The bigger picture here is hard to miss. The European Union and United Kingdom plan to issue digital “green passes” to serve as vaccination certificates. Tech giants are, of course, seizing the opportunity to help.

If those become widespread, will Americans who are required to show up for work in person eventually be subjected to the same requirements? How about those wishing to go to sporting or entertainment events?

How about those simply shopping for food?

Does anyone still remember the progressive furor surrounding Arizona’s efforts to pass a law allowing local police to ask for the immigration status of anyone suspected of being in the country illegally? The law was characterized as a “show me your papers” debacle that would ultimately lead to systematic racial profiling.

Nine years later, many of those same progressives are apparently OK with far more intrusive systemic data-mining of Americans, which in this particular case consists of all students 13 years of age and older and all LAUSD employees.

Unless something dramatic occurs, it’s becoming clear that the Baby Boomers will be the last American generation to experience genuine privacy. And while the Age of the Internet is laudable in many respects, the as-yet-unfathomable extrapolations arising from younger generations inured to the tragedy of losing it have yet to be fully realized. Already we are seeing rampant narcissism, historically unprecedented levels of fragility, and de facto addiction to electronic devices. For younger Americans, cyberspace is rapidly becoming more important than life in the real world, even as they leave a trail of social media digital breadcrumbs that enables a burgeoning Cancel Culture.
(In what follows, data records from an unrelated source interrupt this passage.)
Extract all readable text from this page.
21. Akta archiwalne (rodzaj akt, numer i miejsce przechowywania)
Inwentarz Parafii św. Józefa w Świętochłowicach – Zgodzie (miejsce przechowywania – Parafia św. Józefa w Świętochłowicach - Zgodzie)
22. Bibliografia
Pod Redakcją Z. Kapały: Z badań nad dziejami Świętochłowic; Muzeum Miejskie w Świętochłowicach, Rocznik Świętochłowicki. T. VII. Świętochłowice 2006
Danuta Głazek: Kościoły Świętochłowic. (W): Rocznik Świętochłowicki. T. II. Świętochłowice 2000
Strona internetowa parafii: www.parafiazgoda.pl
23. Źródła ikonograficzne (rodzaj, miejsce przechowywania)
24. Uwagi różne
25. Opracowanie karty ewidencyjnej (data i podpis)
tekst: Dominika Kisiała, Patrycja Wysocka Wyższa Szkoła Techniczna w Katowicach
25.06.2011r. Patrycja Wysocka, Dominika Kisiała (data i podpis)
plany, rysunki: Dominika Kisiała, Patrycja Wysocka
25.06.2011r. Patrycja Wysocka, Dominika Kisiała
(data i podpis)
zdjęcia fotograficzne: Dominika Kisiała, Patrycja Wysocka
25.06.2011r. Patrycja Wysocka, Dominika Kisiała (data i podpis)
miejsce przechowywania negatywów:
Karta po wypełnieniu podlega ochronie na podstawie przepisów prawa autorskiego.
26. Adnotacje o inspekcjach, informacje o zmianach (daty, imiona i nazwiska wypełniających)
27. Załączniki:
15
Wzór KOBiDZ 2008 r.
One capable of ruining the life of anyone who posted an “intemperate” comment, even if that comment is decades old.

For all intents and purposes, LAUSD students and employees are lab rats, with all the attendant scrutiny and data compilation fully intended, all based on keeping people safe from a virus. And when that virus is effectively eradicated?

As George Orwell put it in 1984, “We know that no one ever seizes power with the intention of relinquishing it.”